Garlic was a data-less (object-)relational DBMS (aka virtual DBMS/federated DBMS). Had all the benefits of a high-level query language and all the features of the underlying data sources. This not only became a product for IBM, but started two separate business units (Life Sciences and InfoSphere Information Integration). Something that is very obvious listening to Dr. Haas speak is that once you find people you like working with - stick with them. You can do amazing things!
IBM was having trouble with integration, as people working in life sciences that were trying to work together wouldn't use the same database as their colleagues, so Dr. Haas's team worked on something called InfoLink to attempt to bridge this gap. Unfortunately the project was not a market success, but did help get IBM in the door at new customers and led to the InfoSphere suite - "a complete line of products for all your integration needs."

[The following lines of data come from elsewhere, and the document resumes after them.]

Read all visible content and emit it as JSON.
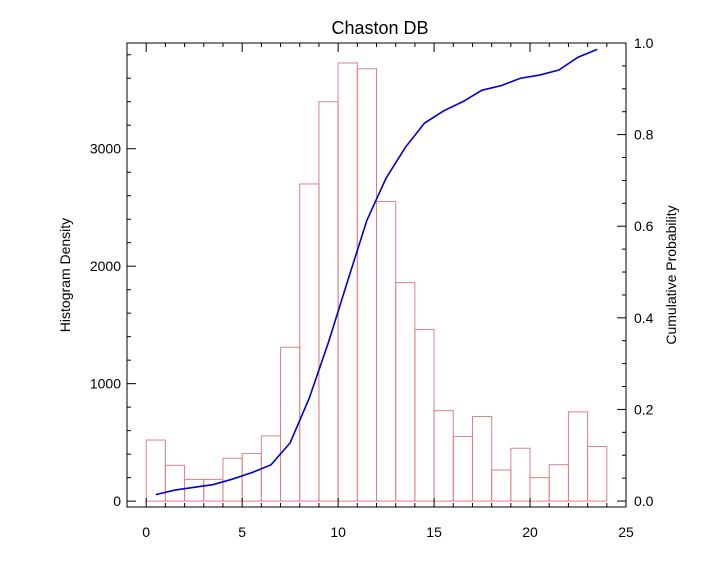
{
  "chart_data": {
    "type": "bar",
    "title": "Chaston DB",
    "xlabel": "",
    "ylabel": "Histogram Density",
    "y2label": "Cumulative Probability",
    "xlim": [
      -1,
      25
    ],
    "ylim": [
      -50,
      3900
    ],
    "y2lim": [
      -0.013,
      1.0
    ],
    "xticks": [
      0,
      5,
      10,
      15,
      20,
      25
    ],
    "yticks": [
      0,
      1000,
      2000,
      3000
    ],
    "y2ticks": [
      "0.0",
      "0.2",
      "0.4",
      "0.6",
      "0.8",
      "1.0"
    ],
    "grid": false,
    "colors": {
      "bars": "#e08080",
      "line": "#0000cc",
      "axes": "#000000"
    },
    "bins": [
      {
        "x0": 0,
        "x1": 1,
        "value": 520
      },
      {
        "x0": 1,
        "x1": 2,
        "value": 305
      },
      {
        "x0": 2,
        "x1": 3,
        "value": 185
      },
      {
        "x0": 3,
        "x1": 4,
        "value": 185
      },
      {
        "x0": 4,
        "x1": 5,
        "value": 365
      },
      {
        "x0": 5,
        "x1": 6,
        "value": 405
      },
      {
        "x0": 6,
        "x1": 7,
        "value": 555
      },
      {
        "x0": 7,
        "x1": 8,
        "value": 1310
      },
      {
        "x0": 8,
        "x1": 9,
        "value": 2700
      },
      {
        "x0": 9,
        "x1": 10,
        "value": 3400
      },
      {
        "x0": 10,
        "x1": 11,
        "value": 3730
      },
      {
        "x0": 11,
        "x1": 12,
        "value": 3680
      },
      {
        "x0": 12,
        "x1": 13,
        "value": 2550
      },
      {
        "x0": 13,
        "x1": 14,
        "value": 1860
      },
      {
        "x0": 14,
        "x1": 15,
        "value": 1460
      },
      {
        "x0": 15,
        "x1": 16,
        "value": 770
      },
      {
        "x0": 16,
        "x1": 17,
        "value": 550
      },
      {
        "x0": 17,
        "x1": 18,
        "value": 720
      },
      {
        "x0": 18,
        "x1": 19,
        "value": 265
      },
      {
        "x0": 19,
        "x1": 20,
        "value": 450
      },
      {
        "x0": 20,
        "x1": 21,
        "value": 200
      },
      {
        "x0": 21,
        "x1": 22,
        "value": 310
      },
      {
        "x0": 22,
        "x1": 23,
        "value": 760
      },
      {
        "x0": 23,
        "x1": 24,
        "value": 465
      }
    ],
    "cumulative": {
      "x": [
        0.5,
        1.5,
        2.5,
        3.5,
        4.5,
        5.5,
        6.5,
        7.5,
        8.5,
        9.5,
        10.5,
        11.5,
        12.5,
        13.5,
        14.5,
        15.5,
        16.5,
        17.5,
        18.5,
        19.5,
        20.5,
        21.5,
        22.5,
        23.5
      ],
      "y": [
        0.014,
        0.024,
        0.03,
        0.036,
        0.048,
        0.062,
        0.079,
        0.127,
        0.225,
        0.347,
        0.481,
        0.613,
        0.705,
        0.772,
        0.825,
        0.852,
        0.872,
        0.897,
        0.907,
        0.923,
        0.93,
        0.941,
        0.969,
        0.986
      ]
    }
  }
}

The longer Dr. Haas was at IBM, the larger her teams got - from a 10 person research team to a 120 person development organization and eventually to over 700 people (no team picture for that group... :-)
While this all sounds wonderful, there was still major problems that needed to be solved in 1999. As more people were adding federation to their systems, issues emerged. Set-up of federation was too slow and complicated, and while the development team had assumed users would be doing very simple joins/queries, but it turned out that complex queries were more the norm.
This lead to yet another project, Clio (not an acronym!) to do schema mapping by simply drawing lines! This opened up many more doors for IBM in the DBMS space and gave the researches many more ideas for future projects.
What impressed me most about Dr. Haas was the importance she gave to her team. She was so proud of each and every person she ever worked with, remembered their names and knew all about what they were doing now. Dr. Haas is clearly an amazing collaborator and it's not surprising that these brilliant people want to work with her.
What a phenomenal technical woman, very deserving of the Anita Borg Technical Leadership award!